Small illiquid markets, and there were few as small and as illiquid as the Irish pound market, invited ingenuity, as the briefly popular Irish pound ‘hedge’ market illustrated (an episode in the life of the Irish pound recalled in this issue by Sean Grace, in his article as incoming president of the IACT on page 15).

But ingenuity of a kind that really provided people with the precisely focused solutions they wanted or needed were all too rarely available, simply because the market was not there to support the idea.

Now, with our fledgling euro currency market, with its unaccustomed depth, the range of options that will be available are very exciting. FINANCE will, accordingly, have more to explore than ever in the new euro environment opening up for Irish corporates.

Treasury is not the only aspect of the euro, of course, although it features strongly in this issue, notably with a number of articles on the nuts and bolts of the new ECB and euro money markets, by Dermot Hardy of FTI on page 8, and Patrick O’Sullivan of AIB on page 30.

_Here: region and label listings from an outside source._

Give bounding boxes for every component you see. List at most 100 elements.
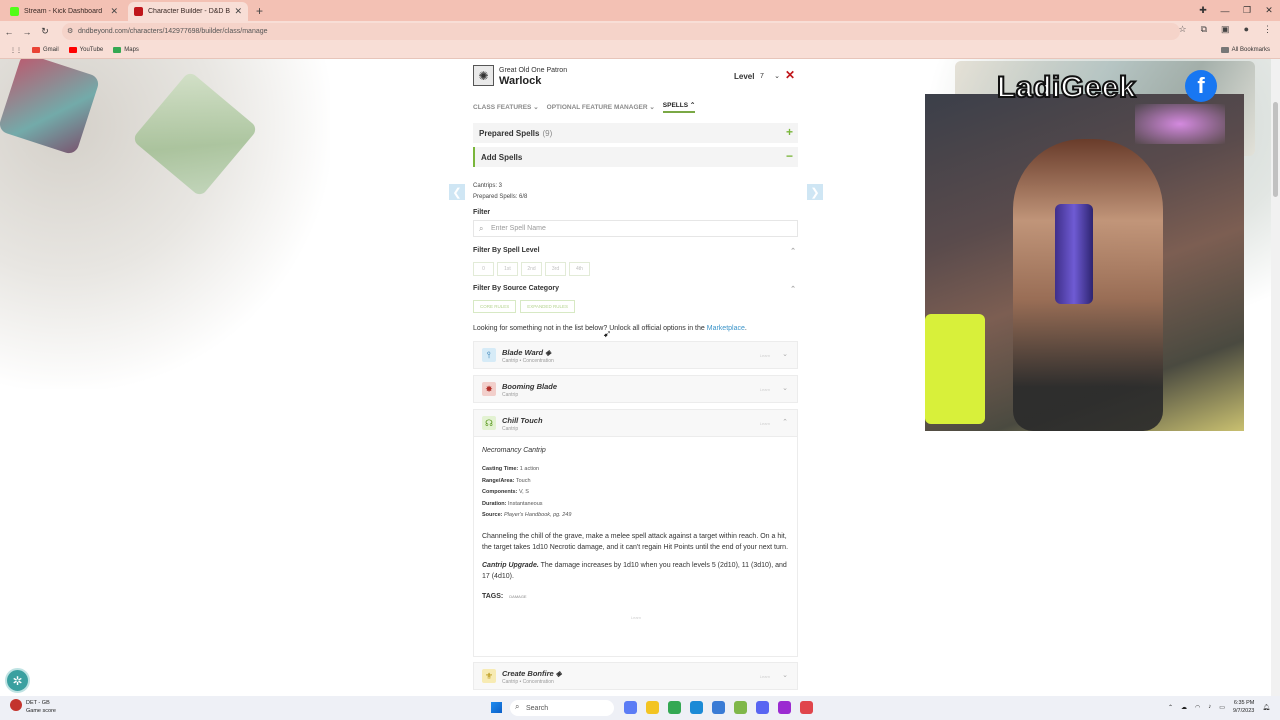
onedrive-icon[interactable]: ☁ bbox=[1181, 704, 1187, 711]
level-filter-0[interactable]: 0 bbox=[473, 262, 494, 276]
xbox-icon[interactable] bbox=[734, 701, 747, 714]
prop-value: 1 action bbox=[519, 466, 540, 472]
extensions-icon[interactable]: ⧉ bbox=[1201, 24, 1207, 35]
apps-icon[interactable]: ⋮⋮ bbox=[10, 47, 22, 54]
sidebar-icon[interactable]: ▣ bbox=[1221, 24, 1230, 35]
level-filter-2[interactable]: 2nd bbox=[521, 262, 542, 276]
learn-button[interactable]: Learn bbox=[760, 674, 770, 679]
menu-icon[interactable]: ⋮ bbox=[1263, 24, 1272, 35]
learn-button[interactable]: Learn bbox=[760, 353, 770, 358]
filter-spell-level-header[interactable]: Filter By Spell Level ⌃ bbox=[473, 247, 798, 259]
learn-button[interactable]: Learn bbox=[482, 615, 790, 620]
profile-icon[interactable]: ● bbox=[1244, 24, 1249, 35]
forward-icon[interactable]: → bbox=[18, 27, 36, 37]
reload-icon[interactable]: ↻ bbox=[36, 26, 54, 37]
spell-row-chill-touch[interactable]: ☊ Chill Touch Cantrip Learn ⌃ bbox=[473, 409, 798, 437]
bookmark-star-icon[interactable]: ☆ bbox=[1179, 24, 1187, 35]
music-app-icon[interactable] bbox=[800, 701, 813, 714]
copilot-icon[interactable] bbox=[624, 701, 637, 714]
bookmark-gmail[interactable]: Gmail bbox=[32, 47, 59, 53]
new-tab-button[interactable]: + bbox=[256, 4, 263, 18]
class-header: ✺ Great Old One Patron Warlock Level 7 ⌄… bbox=[473, 59, 798, 95]
level-filter-1[interactable]: 1st bbox=[497, 262, 518, 276]
tab-character-builder[interactable]: Character Builder - D&D Beyond ✕ bbox=[128, 2, 248, 21]
abjuration-school-icon: ⫯ bbox=[482, 348, 496, 362]
close-window-icon[interactable]: ✕ bbox=[1258, 5, 1280, 16]
learn-button[interactable]: Learn bbox=[760, 387, 770, 392]
marketplace-link[interactable]: Marketplace bbox=[707, 325, 745, 332]
prev-step-icon[interactable]: ❮ bbox=[449, 184, 465, 200]
bookmark-youtube[interactable]: YouTube bbox=[68, 47, 103, 53]
chevron-down-icon[interactable]: ⌄ bbox=[782, 671, 788, 679]
taskbar-search[interactable]: ⌕ Search bbox=[510, 700, 614, 716]
folder-icon bbox=[1220, 47, 1229, 53]
tab-search-icon[interactable]: ✚ bbox=[1192, 5, 1214, 16]
spell-search-input[interactable]: ⌕ Enter Spell Name bbox=[473, 220, 798, 237]
level-select[interactable]: 7 ⌄ bbox=[759, 69, 781, 83]
prop-value: Player's Handbook, pg. 249 bbox=[504, 512, 572, 518]
chevron-down-icon[interactable]: ⌄ bbox=[782, 384, 788, 392]
evocation-school-icon: ✸ bbox=[482, 382, 496, 396]
browser-actions: ☆ ⧉ ▣ ● ⋮ bbox=[1179, 24, 1272, 35]
chevron-down-icon[interactable]: ⌄ bbox=[782, 350, 788, 358]
tab-optional-feature-manager[interactable]: OPTIONAL FEATURE MANAGER ⌄ bbox=[547, 103, 655, 111]
tab-class-features[interactable]: CLASS FEATURES ⌄ bbox=[473, 103, 539, 111]
learn-button[interactable]: Learn bbox=[760, 421, 770, 426]
prepared-spells-section[interactable]: Prepared Spells (9) + bbox=[473, 123, 798, 143]
minimize-icon[interactable]: — bbox=[1214, 6, 1236, 16]
close-tab-icon[interactable]: ✕ bbox=[234, 6, 242, 17]
prop-label: Duration: bbox=[482, 500, 507, 507]
scrollbar-thumb[interactable] bbox=[1273, 102, 1278, 197]
add-spells-section[interactable]: Add Spells − bbox=[473, 147, 798, 167]
floating-widget-icon[interactable]: ✲ bbox=[5, 668, 30, 693]
tab-spells[interactable]: SPELLS ⌃ bbox=[662, 101, 696, 113]
notification-bell-icon[interactable]: 🔔︎ bbox=[1262, 704, 1270, 711]
source-filter-core[interactable]: CORE RULES bbox=[473, 300, 517, 313]
weather-widget[interactable]: DET - GB Game score bbox=[10, 699, 56, 715]
file-explorer-icon[interactable] bbox=[646, 701, 659, 714]
spell-row-create-bonfire[interactable]: ⚜ Create Bonfire ◈ Cantrip • Concentrati… bbox=[473, 662, 798, 690]
class-name: Warlock bbox=[499, 75, 542, 87]
page-scrollbar[interactable] bbox=[1271, 59, 1280, 696]
bookmarks-bar: ⋮⋮ Gmail YouTube Maps All Bookmarks bbox=[0, 42, 1280, 59]
close-tab-icon[interactable]: ✕ bbox=[110, 6, 118, 17]
tab-kick-dashboard[interactable]: Stream - Kick Dashboard ✕ bbox=[4, 2, 124, 21]
back-icon[interactable]: ← bbox=[0, 27, 18, 37]
expand-plus-icon[interactable]: + bbox=[786, 125, 793, 139]
collapse-minus-icon[interactable]: − bbox=[786, 149, 793, 163]
site-info-icon[interactable]: ⚙ bbox=[67, 27, 73, 35]
gmail-icon bbox=[32, 47, 40, 53]
prepared-count: Prepared Spells: 6/8 bbox=[473, 194, 528, 200]
store-icon[interactable] bbox=[690, 701, 703, 714]
volume-icon[interactable]: ♪ bbox=[1208, 704, 1211, 710]
chrome-icon[interactable] bbox=[668, 701, 681, 714]
clock-time: 6:35 PM bbox=[1233, 700, 1255, 706]
level-filter-3[interactable]: 3rd bbox=[545, 262, 566, 276]
spell-properties: Casting Time: 1 action Range/Area: Touch… bbox=[482, 464, 790, 522]
discord-icon[interactable] bbox=[756, 701, 769, 714]
chevron-up-icon[interactable]: ⌃ bbox=[782, 418, 788, 426]
marketplace-promo: Looking for something not in the list be… bbox=[473, 325, 798, 332]
tags-label: TAGS: bbox=[482, 592, 504, 600]
url-field[interactable]: ⚙ dndbeyond.com/characters/142977698/bui… bbox=[62, 23, 1180, 40]
casting-time-row: Casting Time: 1 action bbox=[482, 464, 790, 476]
battery-icon[interactable]: ▭ bbox=[1219, 704, 1225, 711]
spell-row-blade-ward[interactable]: ⫯ Blade Ward ◈ Cantrip • Concentration L… bbox=[473, 341, 798, 369]
source-filter-expanded[interactable]: EXPANDED RULES bbox=[520, 300, 575, 313]
remove-class-icon[interactable]: ✕ bbox=[785, 68, 795, 82]
all-bookmarks[interactable]: All Bookmarks bbox=[1220, 47, 1270, 53]
stream-app-icon[interactable] bbox=[778, 701, 791, 714]
maximize-icon[interactable]: ❐ bbox=[1236, 5, 1258, 16]
bookmark-maps[interactable]: Maps bbox=[113, 47, 139, 53]
wifi-icon[interactable]: ◠ bbox=[1195, 704, 1200, 711]
windows-start-icon[interactable] bbox=[491, 702, 502, 713]
level-label: Level bbox=[734, 72, 755, 81]
spell-row-booming-blade[interactable]: ✸ Booming Blade Cantrip Learn ⌄ bbox=[473, 375, 798, 403]
tray-chevron-icon[interactable]: ⌃ bbox=[1168, 704, 1173, 711]
clock[interactable]: 6:35 PM 9/7/2023 bbox=[1233, 699, 1254, 715]
filter-source-header[interactable]: Filter By Source Category ⌃ bbox=[473, 285, 798, 297]
next-step-icon[interactable]: ❯ bbox=[807, 184, 823, 200]
necromancy-school-icon: ☊ bbox=[482, 416, 496, 430]
level-filter-4[interactable]: 4th bbox=[569, 262, 590, 276]
media-icon[interactable] bbox=[712, 701, 725, 714]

Just in case you have been in the ‘wait and see camp’, like many companies, and have postponed your really strategic decisions, there is no time like the present to begin really getting to grips with the real decisions to be made on euro implementation. On page 17 we review a series of major publications available from the ‘Big Five’ accountancy firms to help guide your way through the process.

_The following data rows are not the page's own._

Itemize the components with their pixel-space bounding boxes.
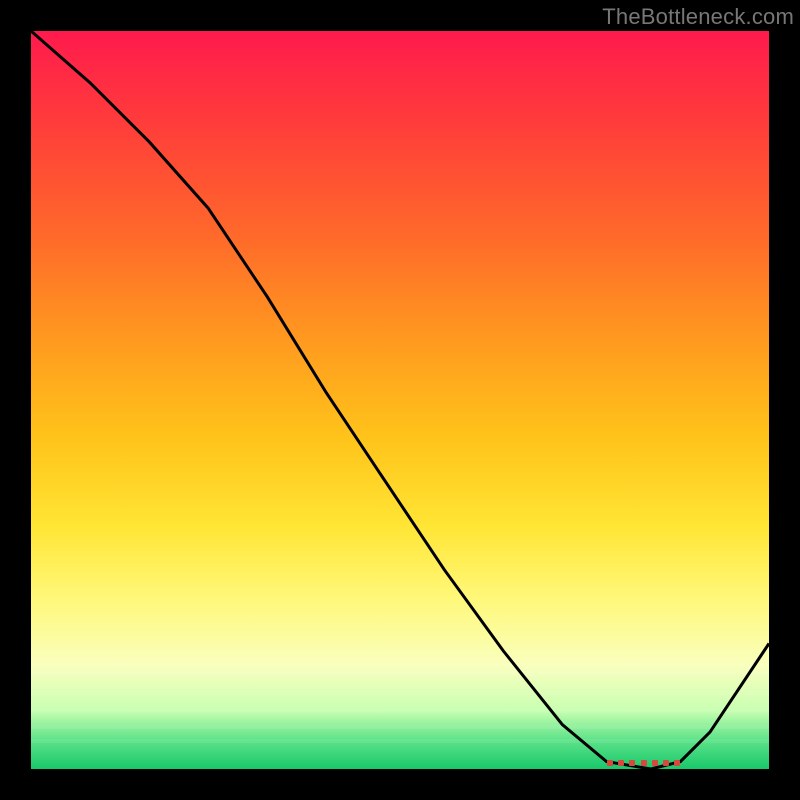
curve-path — [31, 31, 769, 769]
highlight-dash — [674, 760, 680, 766]
line-chart-curve — [31, 31, 769, 769]
watermark-text: TheBottleneck.com — [602, 4, 794, 30]
chart-frame — [31, 31, 769, 769]
highlight-band — [607, 759, 681, 767]
highlight-dash — [607, 760, 613, 766]
plot-area — [31, 31, 769, 769]
highlight-dash — [618, 760, 624, 766]
highlight-dash — [652, 760, 658, 766]
highlight-dash — [629, 760, 635, 766]
highlight-dash — [641, 760, 647, 766]
highlight-dash — [663, 760, 669, 766]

One by-product of the euro is the disappearance of monetary policy as a feature of national economic policy. This leaves fiscal, and tax matters even more important than ever - note the rise of fraught debates on the issue of tax harmonisation in Europe - coinciding with the approach of the euro.

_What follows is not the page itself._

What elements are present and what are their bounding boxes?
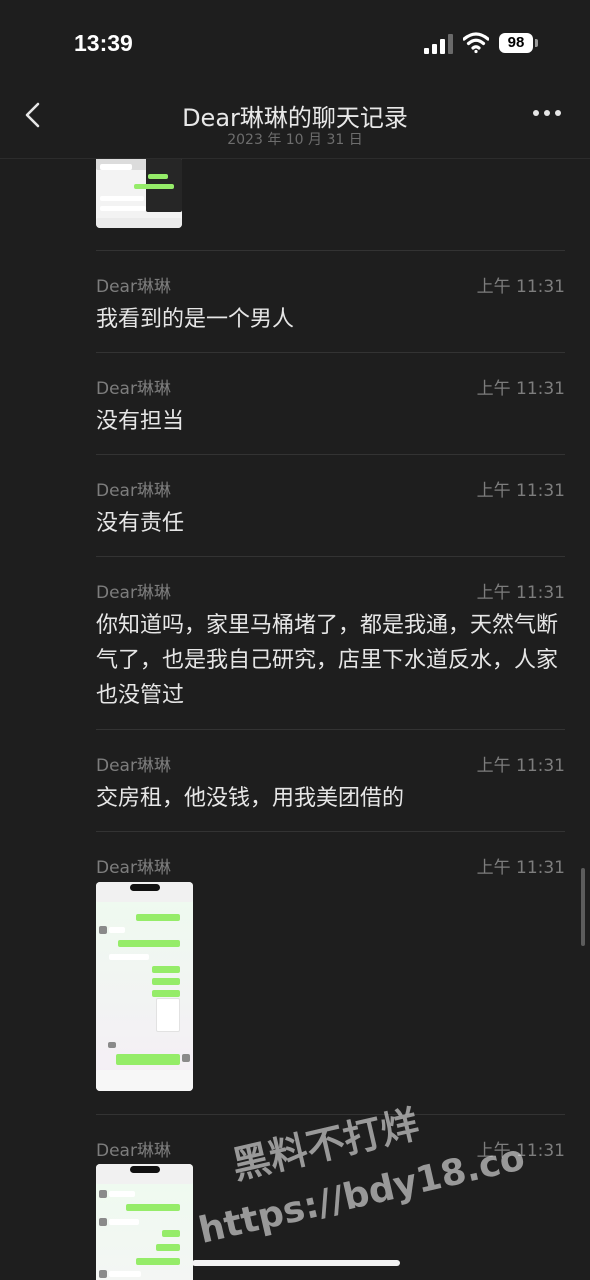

Thus tax for the Irish economy becomes even more important than ever. It is therefore even more important than ever that tax policy is got right, and on that front, the Budget speech of last month raises a number of questions that are a cause for concern. Pat O’Brien and a number of his colleagues in the KPMG Tax Monitor (on page 27) rightly focuses in on a range of these concerns, as does Gearoid Griffin of PricewaterhouseCoopers in his post Budget analysis on page 6. Certainly the possibility (if possibility it is) that the Minister is signalling moves to negate the effect of the corporation tax reductions through the backdoor through a traded income surcharge is alarming to those who have taken satisfaction, and some justifiable national pride indeed, in the stance adopted by the Government on the corporation tax issue in the EU. Of concern, too, is the implication of the move towards standard rating (coinciding with the maintenance of penal marginal rates of tax - of over 50 p.c. effectively) , and the possibility, suggested in the KPMG Tax Monitor, that this over time could have the result of making taxation an
issue of little relevance to an increasing percentage of the electorate.